Rafaella Apparel Group Inc. had to contend with reduced orders and provide markdown assistance to customers in its fourth quarter, but inventory control and reduced year-over-year charges swung the firm into the black.

This story first appeared in the October 20, 2009 issue of WWD. Subscribe Today.

For the three months ended June 30, the New York-based vendor’s net income totaled $131,000 compared with a net loss of $26.2 million a year ago. Sales in the quarter fell 42.7 percent to $23.8 million from $41.6 million in the 2008 period.

On a conference call, chief executive officer Christa Michalaros said in both the year and quarter, the firm’s department store customers reduced orders to keep inventories down. She added Rafaella had put a premium on keeping its own inventories in line.
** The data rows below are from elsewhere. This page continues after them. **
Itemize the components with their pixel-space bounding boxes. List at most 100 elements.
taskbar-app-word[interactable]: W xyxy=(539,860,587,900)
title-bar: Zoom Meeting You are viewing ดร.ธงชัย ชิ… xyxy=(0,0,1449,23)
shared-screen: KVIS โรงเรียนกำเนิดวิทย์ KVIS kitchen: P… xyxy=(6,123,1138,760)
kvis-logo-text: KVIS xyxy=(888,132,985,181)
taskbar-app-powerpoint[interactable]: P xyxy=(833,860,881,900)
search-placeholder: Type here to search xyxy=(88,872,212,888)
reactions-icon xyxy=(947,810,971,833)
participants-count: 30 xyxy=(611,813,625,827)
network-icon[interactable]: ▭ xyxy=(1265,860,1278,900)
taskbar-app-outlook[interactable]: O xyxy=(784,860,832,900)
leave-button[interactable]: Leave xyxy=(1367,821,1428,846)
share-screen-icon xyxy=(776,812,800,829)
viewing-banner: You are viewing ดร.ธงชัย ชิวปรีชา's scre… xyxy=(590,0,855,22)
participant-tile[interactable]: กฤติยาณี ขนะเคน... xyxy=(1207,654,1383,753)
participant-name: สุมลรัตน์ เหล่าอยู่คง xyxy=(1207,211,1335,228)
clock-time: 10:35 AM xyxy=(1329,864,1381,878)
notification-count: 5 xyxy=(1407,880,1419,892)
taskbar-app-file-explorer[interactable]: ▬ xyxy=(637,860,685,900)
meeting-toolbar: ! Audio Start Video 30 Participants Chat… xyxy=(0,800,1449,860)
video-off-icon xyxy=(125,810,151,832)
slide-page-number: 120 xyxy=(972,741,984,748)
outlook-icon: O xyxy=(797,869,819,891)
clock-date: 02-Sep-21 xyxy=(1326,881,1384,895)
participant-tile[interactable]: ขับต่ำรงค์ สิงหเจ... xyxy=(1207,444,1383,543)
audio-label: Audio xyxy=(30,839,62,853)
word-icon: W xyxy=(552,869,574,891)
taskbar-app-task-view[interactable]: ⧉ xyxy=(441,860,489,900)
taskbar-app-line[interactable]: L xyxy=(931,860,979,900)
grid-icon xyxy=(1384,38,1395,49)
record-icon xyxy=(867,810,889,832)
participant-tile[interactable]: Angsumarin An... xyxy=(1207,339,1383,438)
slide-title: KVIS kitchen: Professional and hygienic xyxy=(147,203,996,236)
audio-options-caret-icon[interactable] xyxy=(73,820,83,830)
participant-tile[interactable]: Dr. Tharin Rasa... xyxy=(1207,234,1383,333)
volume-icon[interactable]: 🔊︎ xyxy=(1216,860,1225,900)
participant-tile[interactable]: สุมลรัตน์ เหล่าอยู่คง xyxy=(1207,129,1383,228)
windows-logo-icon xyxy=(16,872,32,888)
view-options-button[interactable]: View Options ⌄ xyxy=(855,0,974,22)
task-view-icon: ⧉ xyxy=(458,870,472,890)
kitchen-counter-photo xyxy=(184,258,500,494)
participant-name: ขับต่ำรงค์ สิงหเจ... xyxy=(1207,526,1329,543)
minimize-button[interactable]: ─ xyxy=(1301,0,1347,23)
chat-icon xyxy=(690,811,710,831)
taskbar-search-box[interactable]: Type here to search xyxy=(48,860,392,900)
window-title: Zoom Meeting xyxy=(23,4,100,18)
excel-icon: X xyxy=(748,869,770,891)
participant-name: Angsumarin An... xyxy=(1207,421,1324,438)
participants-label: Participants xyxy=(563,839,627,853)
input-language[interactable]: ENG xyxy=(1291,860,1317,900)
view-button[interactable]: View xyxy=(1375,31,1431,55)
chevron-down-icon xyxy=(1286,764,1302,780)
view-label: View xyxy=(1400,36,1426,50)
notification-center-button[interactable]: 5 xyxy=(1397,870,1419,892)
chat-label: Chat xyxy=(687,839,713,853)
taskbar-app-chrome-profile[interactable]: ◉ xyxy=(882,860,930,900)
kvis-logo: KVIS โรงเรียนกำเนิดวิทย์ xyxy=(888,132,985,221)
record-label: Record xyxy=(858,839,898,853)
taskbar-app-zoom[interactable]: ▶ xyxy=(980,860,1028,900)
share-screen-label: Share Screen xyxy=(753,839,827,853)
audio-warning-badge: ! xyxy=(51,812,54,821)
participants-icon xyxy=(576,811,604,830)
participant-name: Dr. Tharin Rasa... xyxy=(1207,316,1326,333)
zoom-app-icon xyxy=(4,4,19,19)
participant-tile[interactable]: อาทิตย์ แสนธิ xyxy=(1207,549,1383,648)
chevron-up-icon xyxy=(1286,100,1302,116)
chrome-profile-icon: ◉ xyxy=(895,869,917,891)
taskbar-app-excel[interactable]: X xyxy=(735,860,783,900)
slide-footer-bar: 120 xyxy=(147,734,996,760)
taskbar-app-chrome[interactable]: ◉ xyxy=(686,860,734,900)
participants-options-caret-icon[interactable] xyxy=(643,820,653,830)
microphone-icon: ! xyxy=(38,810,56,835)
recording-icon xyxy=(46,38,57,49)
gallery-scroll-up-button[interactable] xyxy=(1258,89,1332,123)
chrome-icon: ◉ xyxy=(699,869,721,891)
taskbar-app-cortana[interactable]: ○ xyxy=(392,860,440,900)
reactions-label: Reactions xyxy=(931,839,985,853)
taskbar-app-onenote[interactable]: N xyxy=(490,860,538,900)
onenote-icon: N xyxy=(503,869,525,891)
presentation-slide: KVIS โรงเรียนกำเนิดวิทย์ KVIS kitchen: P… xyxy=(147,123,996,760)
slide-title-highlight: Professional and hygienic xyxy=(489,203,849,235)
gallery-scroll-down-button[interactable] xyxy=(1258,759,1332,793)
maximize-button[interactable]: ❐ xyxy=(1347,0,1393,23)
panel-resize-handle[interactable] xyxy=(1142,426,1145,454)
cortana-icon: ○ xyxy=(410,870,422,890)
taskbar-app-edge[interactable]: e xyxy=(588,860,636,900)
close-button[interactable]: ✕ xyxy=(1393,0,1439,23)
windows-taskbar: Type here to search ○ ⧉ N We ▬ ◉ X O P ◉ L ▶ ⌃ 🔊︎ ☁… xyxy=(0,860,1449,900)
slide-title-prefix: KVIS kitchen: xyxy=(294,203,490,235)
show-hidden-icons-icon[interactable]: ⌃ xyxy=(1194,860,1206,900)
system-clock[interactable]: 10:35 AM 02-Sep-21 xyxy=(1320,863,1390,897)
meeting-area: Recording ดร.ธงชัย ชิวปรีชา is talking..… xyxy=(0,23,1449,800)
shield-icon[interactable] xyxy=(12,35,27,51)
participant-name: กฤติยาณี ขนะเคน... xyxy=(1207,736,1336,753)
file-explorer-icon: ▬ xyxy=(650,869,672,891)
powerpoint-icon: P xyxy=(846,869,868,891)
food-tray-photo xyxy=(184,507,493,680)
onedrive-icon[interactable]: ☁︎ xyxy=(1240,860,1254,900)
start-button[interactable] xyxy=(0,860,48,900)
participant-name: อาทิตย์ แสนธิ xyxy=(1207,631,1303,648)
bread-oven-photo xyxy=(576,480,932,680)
For the fiscal year, the women’s sportswear maker reduced inventoried goods by 62.9 percent to $12.3 million from $33.2 million in 2008 primarily by making use of off-price sellers, Michalaros said.

Rafaela’s selling, general and administrative expenses included a goodwill writedown of $2.4 million in the quarter related to the decreased performance of its namesake brand. The year-ago period included a similar charge of $34.5 million. Barring those writedowns, the company reduced SG&A in the quarter by 31 percent to $6 million from $8.8 million.

Looking ahead to the current year, the ceo said fall and holiday bookings are down about 20 percent, but that heavy promotional activity is down as well.

“The retailers are selling more units this year versus last year at regular price….They’re turning the goods at a faster rate than they did a year ago,” Michalaros said. She added the company will aggressively pursue market share in the department store sector given Liz Claiborne’s recent exclusive deals with J.C. Penney Co. Inc. and QVC.

Cerberus Capital Management bought Rafaella in 2005 by issuing $172 million in public debt. The financing requires the privately held firm to file quarterly reports with the Securities and Exchange Commission.

For the fiscal year ended June 30, the group posted a net loss of $15.4 million versus a loss of $24.8 million in the year-ago period. Sales in the 12 months slid 16.9 percent to $148 million from $178 million in 2008.